Писатель, который на протяжении всей главы обнаруживает такое пристрастное отношение к церкви, - комментирует Жан Жорес автора главы во "Всеобщей истории", - и который рассматривает секуляризацию церковных имуществ как грабеж, преследует совершенно очевидную цель. Он не хочет, чтобы роспуск религиозных конгрегаций читали делом первого периода Революции; он предпочитает иметь возможность утверждать, что монастыри были закрыты только в самый разгар революционной грозы, в преддверии эпохи террора.

Решение Учредительного собрания, принятое в спокойные дни Революции, могло бы послужить опасным прецедентом. Вот почему писатель изворачивается. Да, это верно, что Учредительное собрание действовали с большой осторожностью.

У Тьера в его "Истории революции" есть на этот счет восхитительная фраза, порыв его революционной молодости, о которой он, несомненно, пожалел впоследствии: "Поскольку имущество у монахов было отнято, Учредительное собрание возмещало это пенсиями. Проявляя еще большую дальновидность, оно проводило различие между богатыми и нищенствующими орденами и соразмеряло содержание тех и других сообразно их прежнему состоянию. Точно так же поступило оно и с пенсиями, и, когда янсенист Камю, пожелавший возвратиться к евангельской простоте, предложил свести все пенсии к одному весьма скромному размеру, Собрание, по предложению Мирабо, понизило их пропорционально их тогдашнему уровню и в соответствии с прежним положением пенсионеров. Как видите, невозможно было проявить более бережное отношение к привычкам, и именно в этом и состоит подлинное уважение к собственности", - заключил Тьер.

Действительно, Камю выступал с обсуждением вопроса о пенсиях монахам 19 и 20 февраля, а затем еще раз 19 марта 1790 г. Мирабо выступал на заседании Учредительного собрания 18 и 19 февраля. Его фраза по этому поводу дословно звучит так: "При обсуждении вопроса о пенсиях монахам мы должны учитывать их прежнее состояние" (8).

Действительно, Учредительное собрание не пожелало силой выбрасывать за стены монастырей монахов и монахинь, которые решили там остаться, но оно пошло гораздо дальше, чем, то утверждал Тьер.
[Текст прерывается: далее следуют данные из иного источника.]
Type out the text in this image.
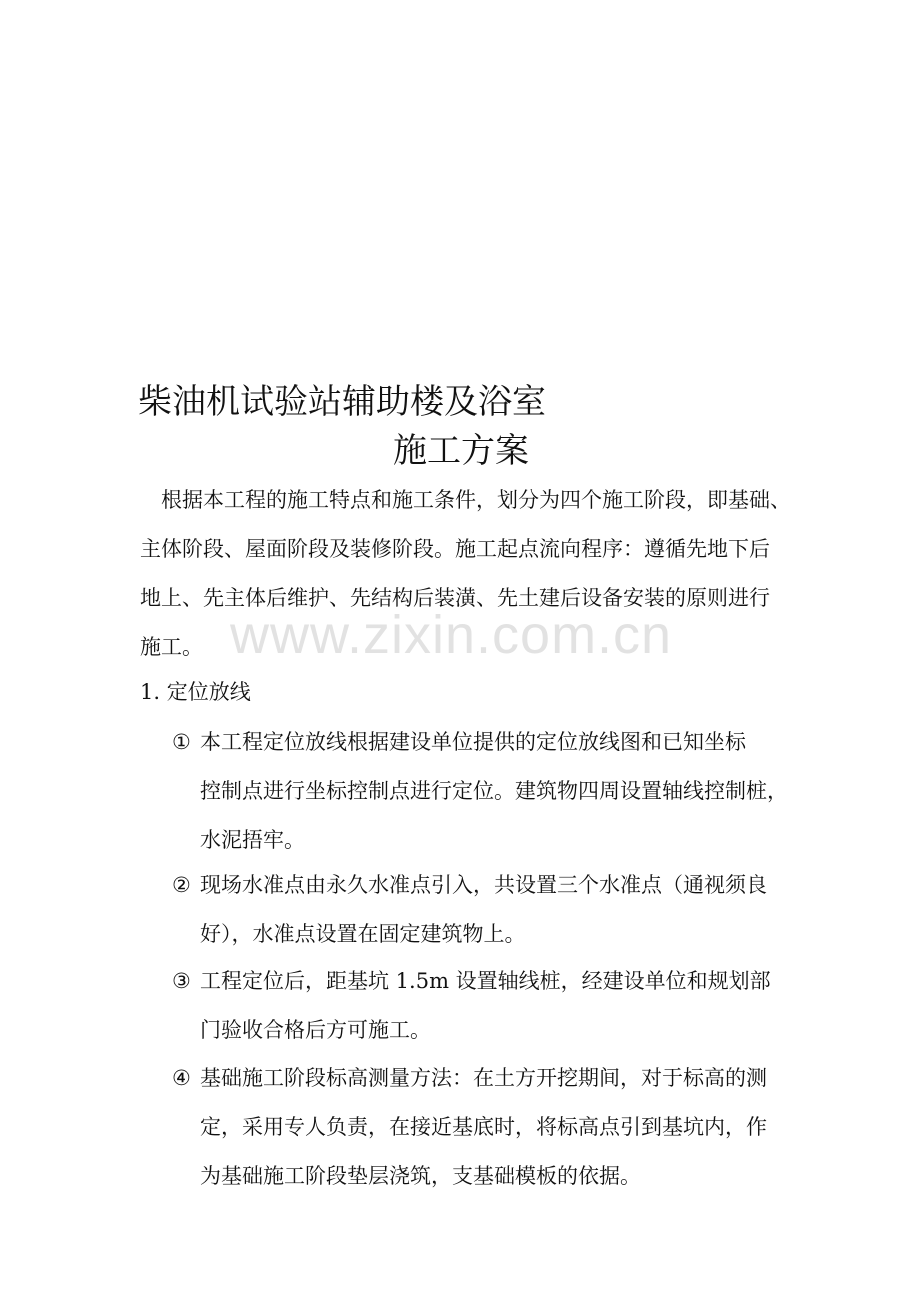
柴油机试验站辅助楼及浴室
施工方案
根据本工程的施工特点和施工条件，划分为四个施工阶段，即基础、
主体阶段、屋面阶段及装修阶段。施工起点流向程序：遵循先地下后
地上、先主体后维护、先结构后装潢、先土建后设备安装的原则进行
施工。
1. 定位放线
① 本工程定位放线根据建设单位提供的定位放线图和已知坐标
控制点进行坐标控制点进行定位。建筑物四周设置轴线控制桩，
水泥捂牢。
② 现场水准点由永久水准点引入，共设置三个水准点（通视须良
好），水准点设置在固定建筑物上。
③ 工程定位后，距基坑 1.5m 设置轴线桩，经建设单位和规划部
门验收合格后方可施工。
④ 基础施工阶段标高测量方法：在土方开挖期间，对于标高的测
定，采用专人负责，在接近基底时，将标高点引到基坑内，作
为基础施工阶段垫层浇筑，支基础模板的依据。
www.zixin.com.cn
Если бы оно желало только лишить монашеские корпорации их законного характера, оно бы не запретило конгрегации, принимавшие вечный обет, оно бы не изъяло имущество монашеских общин.

Если бы ассоциации объединяли людей, которые давали обет пребывать в рабстве, - заключает Ж. Жорес, - Учредительное собрание не сочло бы достаточным не освятить законом этот бесчеловечный обет, оно бы распустило ассоциации, допускавшие, чтобы люди обрекали себя на рабство. Вот так Учредительное собрание и поступило с монашескими конгрегациями (9).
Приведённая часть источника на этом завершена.